Following the acquisition, Ohio Casualty will be part of Liberty Mutual Group's Agency Markets business unit.

Edmund F. Kelly, Liberty Mutual Group chairman, president and chief executive officer, said in May that the acquisition would strengthen the firm's regional-company independent agency business and our agency relationships.

At the close of the deal Liberty Mutual "will become the largest regional provider of property-casualty products distributed through independent agents in the United States," he said.

Boston-based Liberty Mutual Group currently ranks as sixth largest property and casualty insurer in the U.S. based on 2006 direct written premium.

As of Dec. 31, 2006, Liberty Mutual Group reported $85.5 billion in consolidated assets, $74.6 billion in consolidated liabilities, and $23.5 billion in annual consolidated revenue.
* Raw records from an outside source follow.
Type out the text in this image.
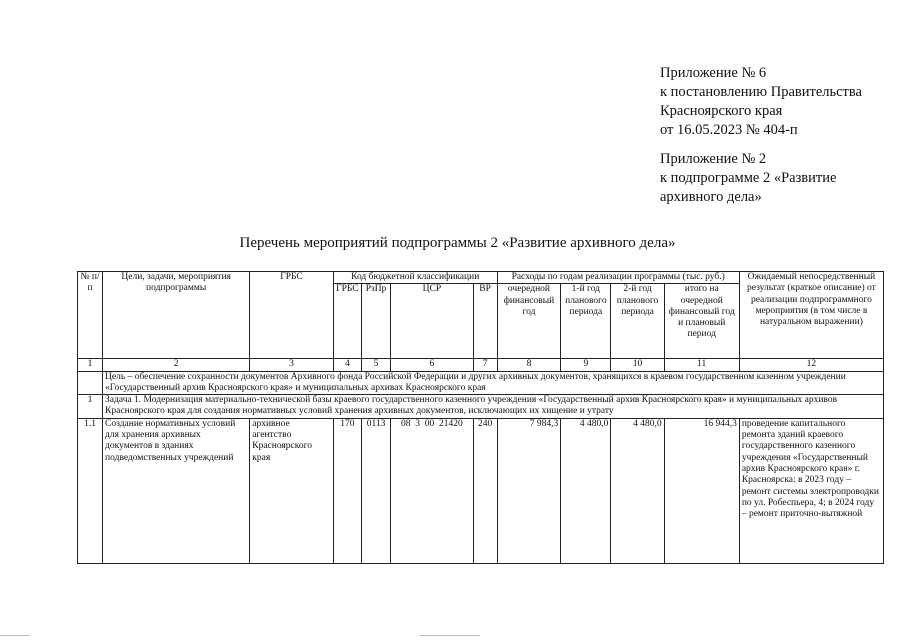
Приложение № 6
к постановлению Правительства
Красноярского края
от 16.05.2023 № 404-п
Приложение № 2
к подпрограмме 2 «Развитие
архивного дела»
Перечень мероприятий подпрограммы 2 «Развитие архивного дела»
№ п/п	Цели, задачи, мероприятия подпрограммы	ГРБС	Код бюджетной классификации				Расходы по годам реализации программы (тыс. руб.)				Ожидаемый непосредственный результат (краткое описание) от реализации подпрограммного мероприятия (в том числе в натуральном выражении)
			ГРБС	РзПр	ЦСР	ВР	очередной финансовый год	1-й год планового периода	2-й год планового периода	итого на очередной финансовый год и плановый период	
1	2	3	4	5	6	7	8	9	10	11	12
	Цель – обеспечение сохранности документов Архивного фонда Российской Федерации и других архивных документов, хранящихся в краевом государственном казенном учреждении «Государственный архив Красноярского края» и муниципальных архивах Красноярского края										
1	Задача 1. Модернизация материально-технической базы краевого государственного казенного учреждения «Государственный архив Красноярского края» и муниципальных архивов Красноярского края для создания нормативных условий хранения архивных документов, исключающих их хищение и утрату										
1.1	Создание нормативных условий для хранения архивных документов в зданиях подведомственных учреждений	архивное агентство Красноярского края	170	0113	08  3  00  21420	240	7 984,3	4 480,0	4 480,0	16 944,3	проведение капитального ремонта зданий краевого государственного казенного учреждения «Государственный архив Красноярского края» г. Красноярска: в 2023 году – ремонт системы электропроводки по ул. Робеспьера, 4; в 2024 году – ремонт приточно-вытяжной
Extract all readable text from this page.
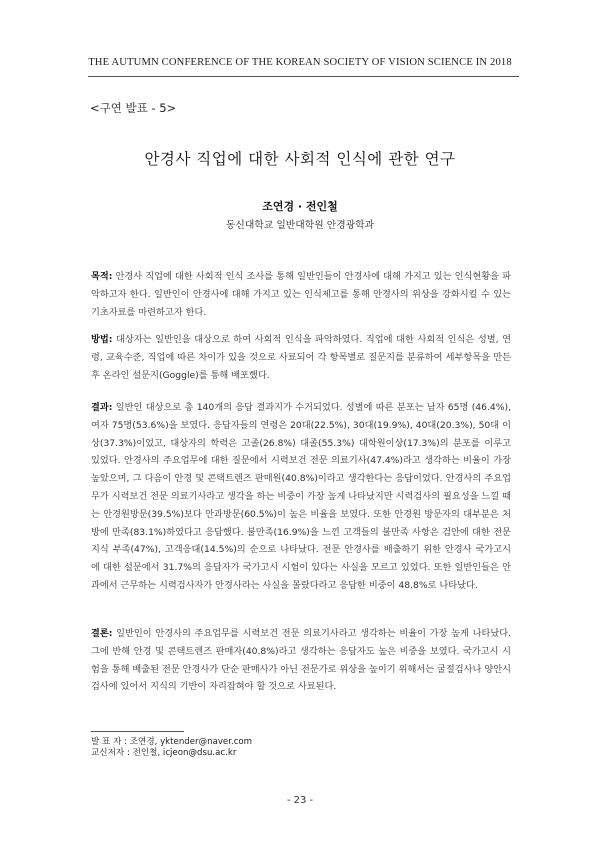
THE AUTUMN CONFERENCE OF THE KOREAN SOCIETY OF VISION SCIENCE IN 2018
<구연 발표 - 5>
안경사 직업에 대한 사회적 인식에 관한 연구
조연경 · 전인철
동신대학교 일반대학원 안경광학과

목적: 안경사 직업에 대한 사회적 인식 조사를 통해 일반인들이 안경사에 대해 가지고 있는 인식현황을 파악하고자 한다. 일반인이 안경사에 대해 가지고 있는 인식제고를 통해 안경사의 위상을 강화시킬 수 있는 기초자료를 마련하고자 한다.

방법: 대상자는 일반인을 대상으로 하여 사회적 인식을 파악하였다. 직업에 대한 사회적 인식은 성별, 연령, 교육수준, 직업에 따른 차이가 있을 것으로 사료되어 각 항목별로 질문지를 분류하여 세부항목을 만든 후 온라인 설문지(Goggle)를 통해 배포했다.

결과: 일반인 대상으로 총 140개의 응답 결과지가 수거되었다. 성별에 따른 분포는 남자 65명 (46.4%), 여자 75명(53.6%)을 보였다. 응답자들의 연령은 20대(22.5%), 30대(19.9%), 40대(20.3%), 50대 이상(37.3%)이었고, 대상자의 학력은 고졸(26.8%) 대졸(55.3%) 대학원이상(17.3%)의 분포를 이루고 있었다. 안경사의 주요업무에 대한 질문에서 시력보건 전문 의료기사(47.4%)라고 생각하는 비율이 가장 높았으며, 그 다음이 안경 및 콘택트렌즈 판매원(40.8%)이라고 생각한다는 응답이었다. 안경사의 주요업무가 시력보건 전문 의료기사라고 생각을 하는 비중이 가장 높게 나타났지만 시력검사의 필요성을 느낄 때는 안경원방문(39.5%)보다 안과방문(60.5%)이 높은 비율을 보였다. 또한 안경원 방문자의 대부분은 처방에 만족(83.1%)하였다고 응답했다. 불만족(16.9%)을 느낀 고객들의 불만족 사항은 검안에 대한 전문지식 부족(47%), 고객응대(14.5%)의 순으로 나타났다. 전문 안경사를 배출하기 위한 안경사 국가고시 에 대한 설문에서 31.7%의 응답자가 국가고시 시험이 있다는 사실을 모르고 있었다. 또한 일반인들은 안과에서 근무하는 시력검사자가 안경사라는 사실을 몰랐다라고 응답한 비중이 48.8%로 나타났다.

결론: 일반인이 안경사의 주요업무를 시력보건 전문 의료기사라고 생각하는 비율이 가장 높게 나타났다. 그에 반해 안경 및 콘택트렌즈 판매자(40.8%)라고 생각하는 응답자도 높은 비중을 보였다. 국가고시 시험을 통해 배출된 전문 안경사가 단순 판매사가 아닌 전문가로 위상을 높이기 위해서는 굴절검사나 양안시검사에 있어서 지식의 기반이 자리잡혀야 할 것으로 사료된다.

발 표 자 : 조연경, yktender@naver.com
교신저자 : 전인철, icjeon@dsu.ac.kr
- 23 -
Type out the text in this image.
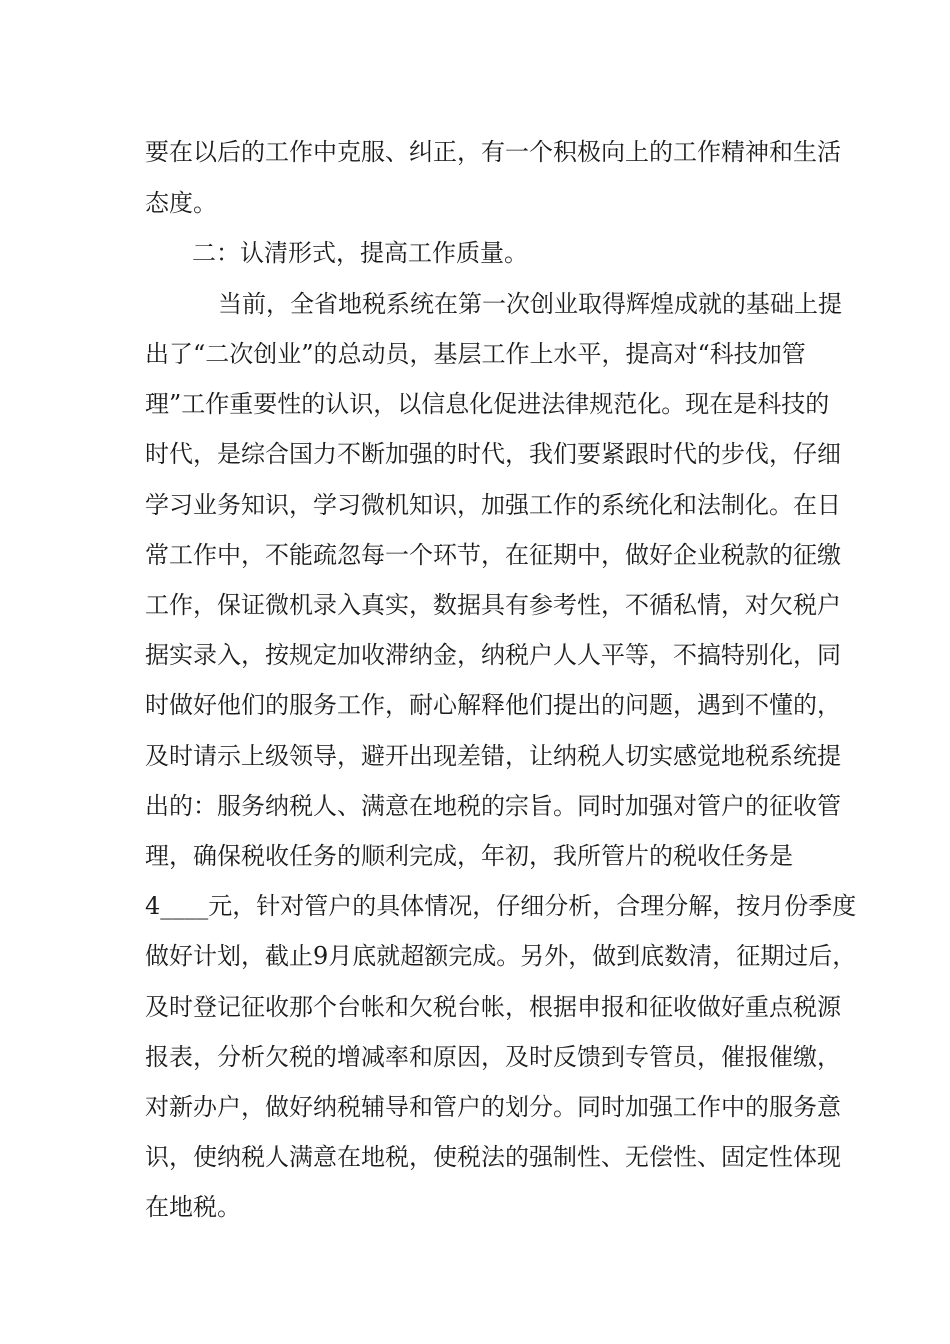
要在以后的工作中克服、纠正，有一个积极向上的工作精神和生活
态度。
二：认清形式，提高工作质量。
当前，全省地税系统在第一次创业取得辉煌成就的基础上提
出了“二次创业”的总动员，基层工作上水平，提高对“科技加管
理”工作重要性的认识，以信息化促进法律规范化。现在是科技的
时代，是综合国力不断加强的时代，我们要紧跟时代的步伐，仔细
学习业务知识，学习微机知识，加强工作的系统化和法制化。在日
常工作中，不能疏忽每一个环节，在征期中，做好企业税款的征缴
工作，保证微机录入真实，数据具有参考性，不循私情，对欠税户
据实录入，按规定加收滞纳金，纳税户人人平等，不搞特别化，同
时做好他们的服务工作，耐心解释他们提出的问题，遇到不懂的，
及时请示上级领导，避开出现差错，让纳税人切实感觉地税系统提
出的：服务纳税人、满意在地税的宗旨。同时加强对管户的征收管
理，确保税收任务的顺利完成，年初，我所管片的税收任务是
4____元，针对管户的具体情况，仔细分析，合理分解，按月份季度
做好计划，截止9月底就超额完成。另外，做到底数清，征期过后，
及时登记征收那个台帐和欠税台帐，根据申报和征收做好重点税源
报表，分析欠税的增减率和原因，及时反馈到专管员，催报催缴，
对新办户，做好纳税辅导和管户的划分。同时加强工作中的服务意
识，使纳税人满意在地税，使税法的强制性、无偿性、固定性体现
在地税。
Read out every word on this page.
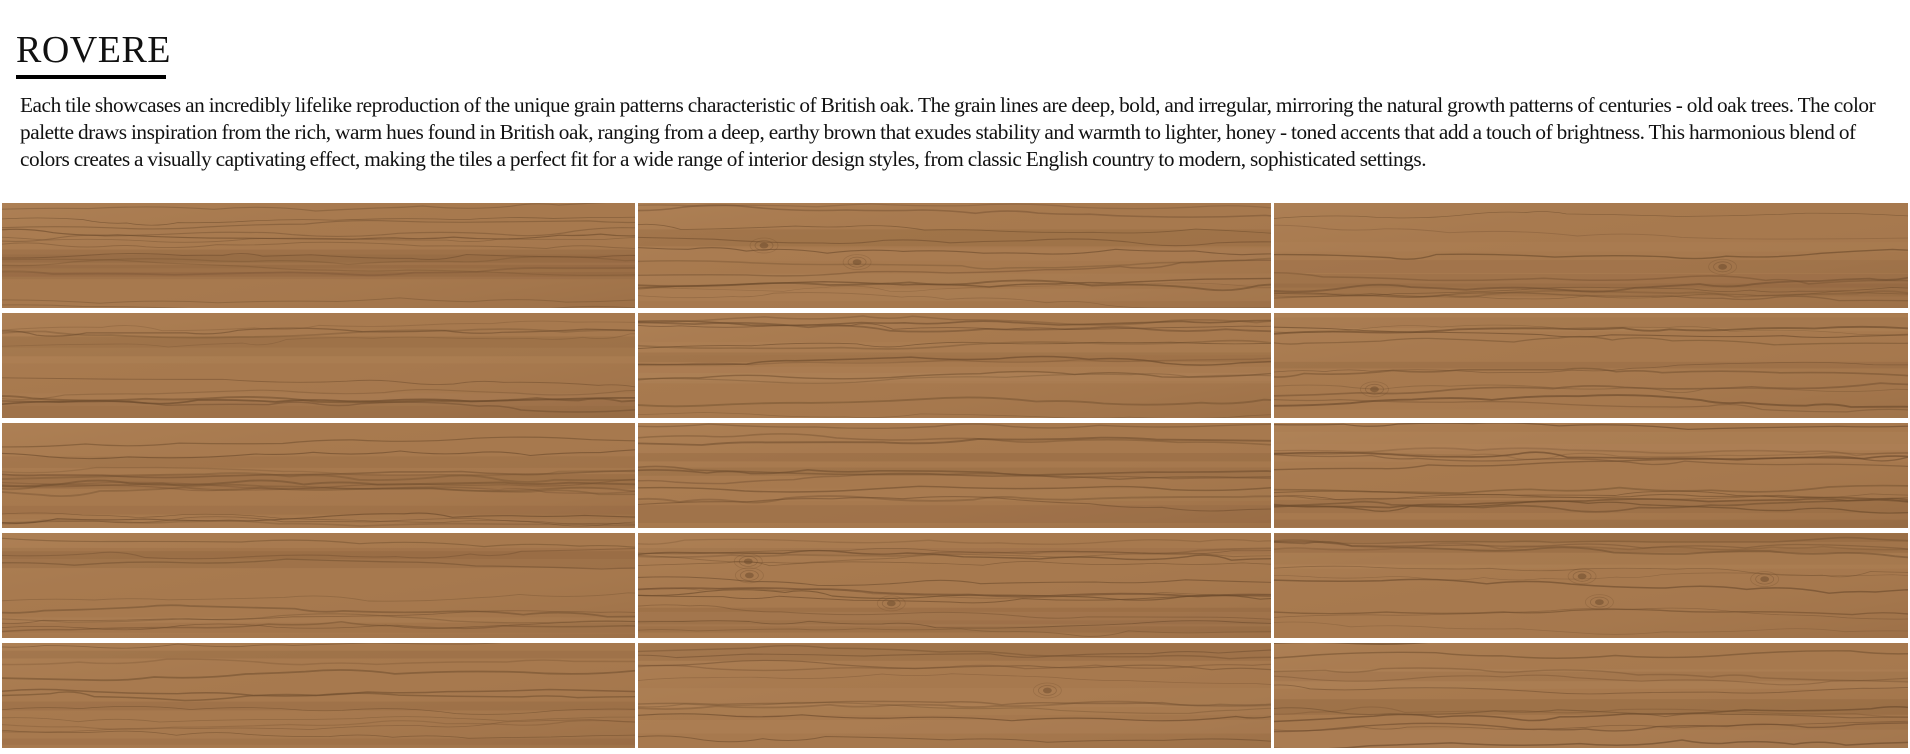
ROVERE

Each tile showcases an incredibly lifelike reproduction of the unique grain patterns characteristic of British oak. The grain lines are deep, bold, and irregular, mirroring the natural growth patterns of centuries - old oak trees. The color palette draws inspiration from the rich, warm hues found in British oak, ranging from a deep, earthy brown that exudes stability and warmth to lighter, honey - toned accents that add a touch of brightness. This harmonious blend of colors creates a visually captivating effect, making the tiles a perfect fit for a wide range of interior design styles, from classic English country to modern, sophisticated settings.
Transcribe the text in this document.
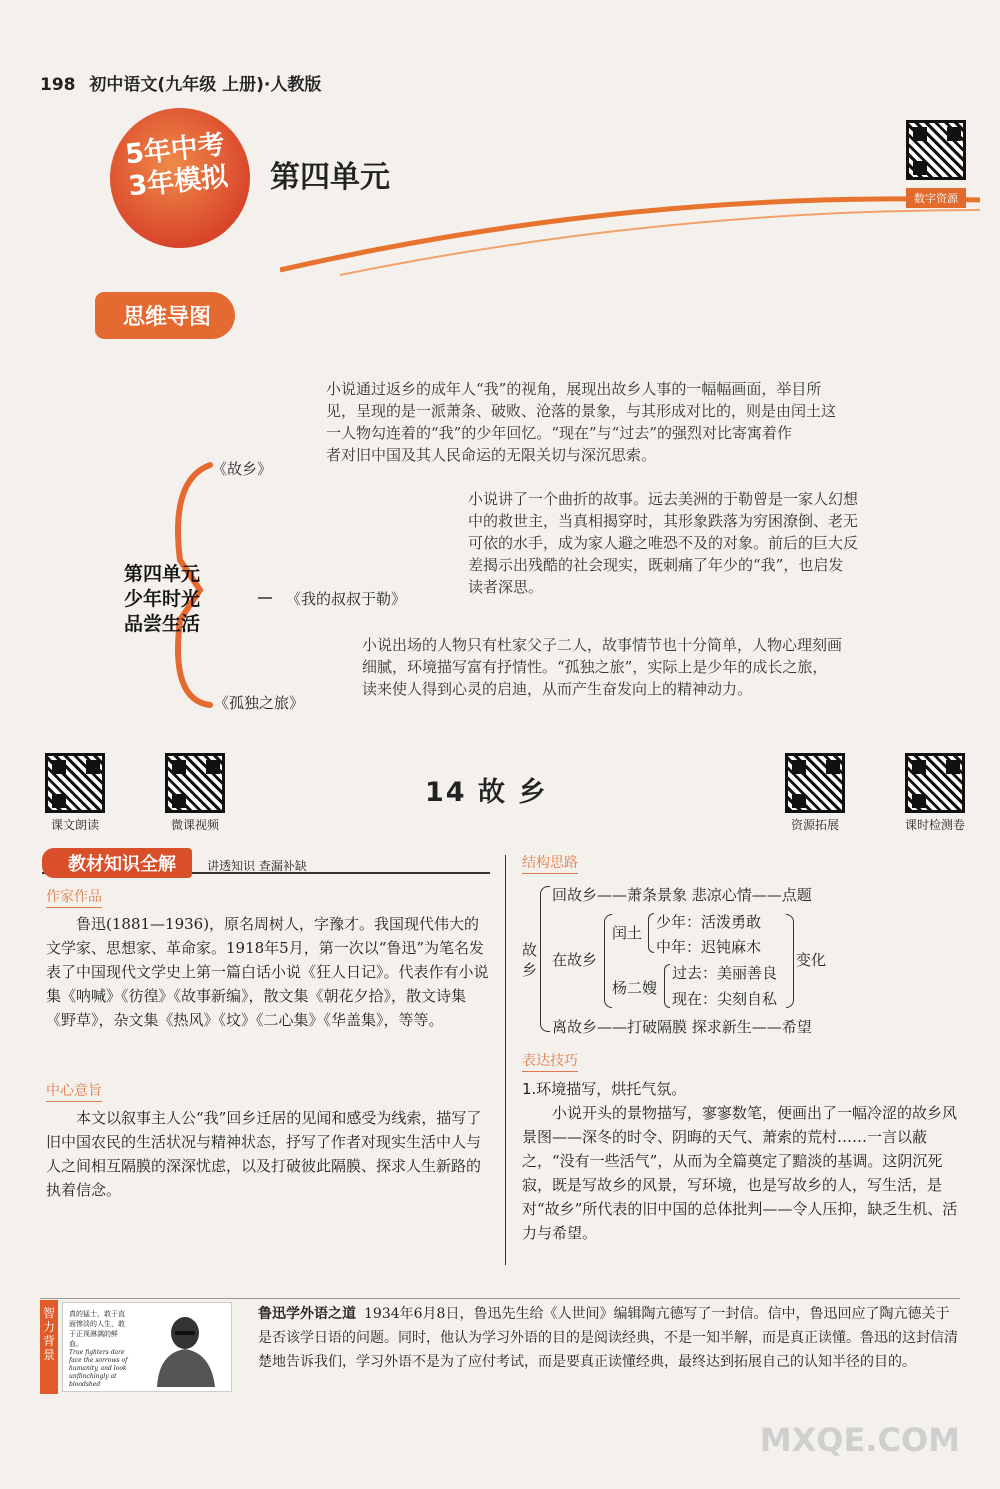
198 初中语文(九年级 上册)·人教版
5年中考
3年模拟	第四单元
数字资源
思维导图
第四单元
少年时光
品尝生活
《故乡》
小说通过返乡的成年人“我”的视角，展现出故乡人事的一幅幅画面，举目所
见，呈现的是一派萧条、破败、沧落的景象，与其形成对比的，则是由闰土这
一人物勾连着的“我”的少年回忆。“现在”与“过去”的强烈对比寄寓着作
者对旧中国及其人民命运的无限关切与深沉思索。
《我的叔叔于勒》
小说讲了一个曲折的故事。远去美洲的于勒曾是一家人幻想
中的救世主，当真相揭穿时，其形象跌落为穷困潦倒、老无
可依的水手，成为家人避之唯恐不及的对象。前后的巨大反
差揭示出残酷的社会现实，既刺痛了年少的“我”，也启发
读者深思。
《孤独之旅》
小说出场的人物只有杜家父子二人，故事情节也十分简单，人物心理刻画
细腻，环境描写富有抒情性。“孤独之旅”，实际上是少年的成长之旅，
读来使人得到心灵的启迪，从而产生奋发向上的精神动力。
课文朗读	微课视频	资源拓展	课时检测卷
14 故 乡
教材知识全解	讲透知识 查漏补缺
作家作品

鲁迅(1881—1936)，原名周树人，字豫才。我国现代伟大的文学家、思想家、革命家。1918年5月，第一次以“鲁迅”为笔名发表了中国现代文学史上第一篇白话小说《狂人日记》。代表作有小说集《呐喊》《彷徨》《故事新编》，散文集《朝花夕拾》，散文诗集《野草》，杂文集《热风》《坟》《二心集》《华盖集》，等等。

中心意旨

本文以叙事主人公“我”回乡迁居的见闻和感受为线索，描写了旧中国农民的生活状况与精神状态，抒写了作者对现实生活中人与人之间相互隔膜的深深忧虑，以及打破彼此隔膜、探求人生新路的执着信念。

结构思路
故乡
回故乡——萧条景象 悲凉心情——点题
在故乡
闰土
少年：活泼勇敢
中年：迟钝麻木
杨二嫂
过去：美丽善良
现在：尖刻自私
变化
离故乡——打破隔膜 探求新生——希望
表达技巧
1.环境描写，烘托气氛。

小说开头的景物描写，寥寥数笔，便画出了一幅冷涩的故乡风景图——深冬的时令、阴晦的天气、萧索的荒村……一言以蔽之，“没有一些活气”，从而为全篇奠定了黯淡的基调。这阴沉死寂，既是写故乡的风景，写环境，也是写故乡的人，写生活，是对“故乡”所代表的旧中国的总体批判——令人压抑，缺乏生机、活力与希望。

智力背景
真的猛士，敢于直面惨淡的人生，敢于正视淋漓的鲜血。
True fighters dare face the sorrows of humanity, and look unflinchingly at bloodshed
鲁迅学外语之道 1934年6月8日，鲁迅先生给《人世间》编辑陶亢德写了一封信。信中，鲁迅回应了陶亢德关于是否该学日语的问题。同时，他认为学习外语的目的是阅读经典，不是一知半解，而是真正读懂。鲁迅的这封信清楚地告诉我们，学习外语不是为了应付考试，而是要真正读懂经典，最终达到拓展自己的认知半径的目的。
MXQE.COM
Liberty Mutual Group offers personal automobile, homeowners, workers compensation, commercial multiple peril, commercial automobile, general liability, global specialty, group disability, assumed reinsurance, fire and surety.

The Ohio Casualty Corp. group of six companies is ranked 51st among U.S. property-casualty insurance groups based on direct written premiums written. The Group's member companies write auto, home and business insurance.

Ohio Casualty Corp. reported assets of approximately $5.7 billion on June 30.

When the acquisition was initially announced, Mark Rouck, an analyst at Fitch Ratings in New York, said, "From a strategic sense, the transaction makes sense and is a good fit with the agency markets segment of Liberty Mutual."